Additional specialized work can be done, in particular, to develop strength in the critical sticking point region. For example, doing isometrics or small range movements with heavy loads in a power rack (set up either based on mechanical analysis of your own sticking point location, or else determined from Figure 8 – for most people about 4-5 inches above the chest and 3-6 inches down from the shoulder). Additionally, using variety in chest development exercises (especially by focusing on different portions of the chest) would help develop strength over the entire region near your bar path and sticking point. Reduced acceleration or paused motions stopped near the sticking point are also potentially useful in developing sticking point strength (and are done a lot by top benchers like Bridges, Macdonald, etc.). Forced repetitions at this sticking point range may also be of some value (ala Arcidi, etc.). I would, however, keep all this work to a minimum, since the shoulder joint (ligaments in particular) can take a beating with this type of training, and needs to be adapted gradually to these higher intensities.
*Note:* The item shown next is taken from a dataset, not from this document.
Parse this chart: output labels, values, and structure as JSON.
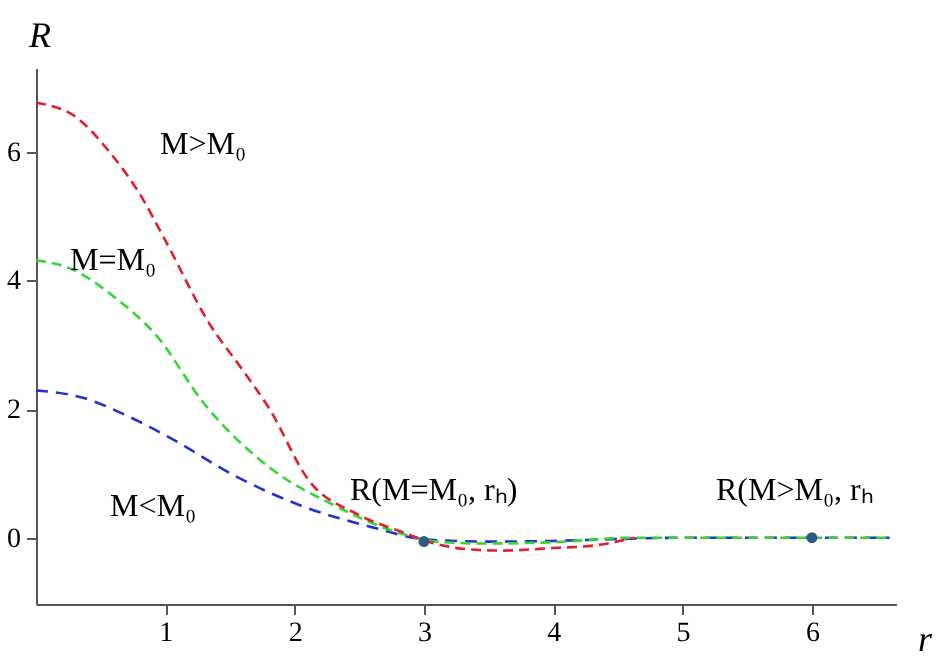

Also, these high intensity, specialized motions should probably occur only in the last few weeks of a cycle (during weeks of 5 reps and less), in following the periodization concepts of training.
(1) Garhammer, J., “Periodization of strength training for athletes”, Track Technique, 73:2398-2399, 1979.
(2) Stone, M., O’Brien, H., Garhammer, J., McMillan, J., and Rezonek, R., “A theoretical model of strength training”, National Strength and Conditioning Association Journal, Aug/Sept, 36-39, 1982.
(3) Hakkinen, K., and Koni, P.B., “Effect of different combined concentric muscle work regimens on maximal strength development”, Journal of Human Movement Studies, 7:33-44, 1981.